Years of complaining about the deep state, and it turns out the cheat code was in the rulebook the whole time.
Pulte, who was previously heading the Federal Housing Finance Agency, now oversees 18 intelligence agencies — including the CIA and the FBI — and controls nearly $100 billion in annual spending. That's not a typo. One man, appointed by Trump, no Senate Democrats required, sitting on top of the entire intelligence community with a mandate to start swinging the axe.
Trump didn't mince words about what he wants. "I'd like to see it smaller. I think there are a lot of people in there that shouldn't be there," he said. Then came the two words every entrenched bureaucrat in Langley has been dreading: "Start the process."
Music to our ears.
The move comes after former DNI Tulsi Gabbard resigned, creating the vacancy that Trump exploited with surgical precision. Under the Federal Vacancies Reform Act, Trump can slot in an acting director without going through the confirmation circus that Democrats have weaponized for years. He told the Wall Street Journal the quiet part out loud: "Because, if he reduced the size, in conjunction with me, and in conjunction with possibly the person coming in, he can do a lot of the hard work."
Translation: Pulte does the firing, the eventual permanent nominee walks into a cleaned-up shop, and the Senate never gets to run interference. Brilliant.

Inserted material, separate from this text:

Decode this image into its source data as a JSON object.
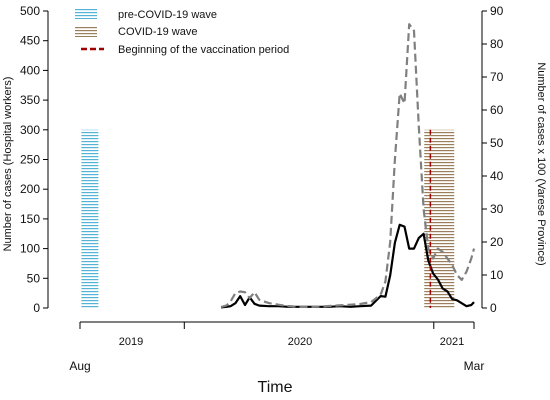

Trump was remarkably candid about the advantage of having an acting director doing the heavy lifting. "You're less shackled. It sort of gives you more power, you know, for a somewhat limited period of time," he said. "Frankly, it might be good for him to shake it up before people come." And when asked about the scope? "I would say everything, he should look at everything and make a determination."
Everything. Not "a few redundant positions." Not "voluntary early retirement." Everything.
The Office of the Director of National Intelligence isn't being shy about it either. An ODNI spokesman confirmed the mission: "We look forward to working with Mr. Pulte and President Trump on additional initiatives to advance savings and root out deep state bad actors." That's an official government spokesman using the phrase "deep state bad actors" in a press statement. We've come a long way from "there is no deep state."
For years, civil service protections have been the body armor shielding "faithful career public servants" who just happened to spend their entire careers undermining Republican presidents. They leaked to reporters. They slow-walked directives. They sandbagged policy from the inside. And they thought they were untouchable because firing a GS-15 requires roughly the same amount of paperwork as launching a space shuttle.
As reported by Lifezette, Trump found the workaround. You don't need to fire them one by one if you can restructure the entire agency out from under them. Pink slips for everyone who thought their Obama-era hiring date was a lifetime guarantee.
The bureaucrats who spent the last decade thinking they ran this country just found out they don't.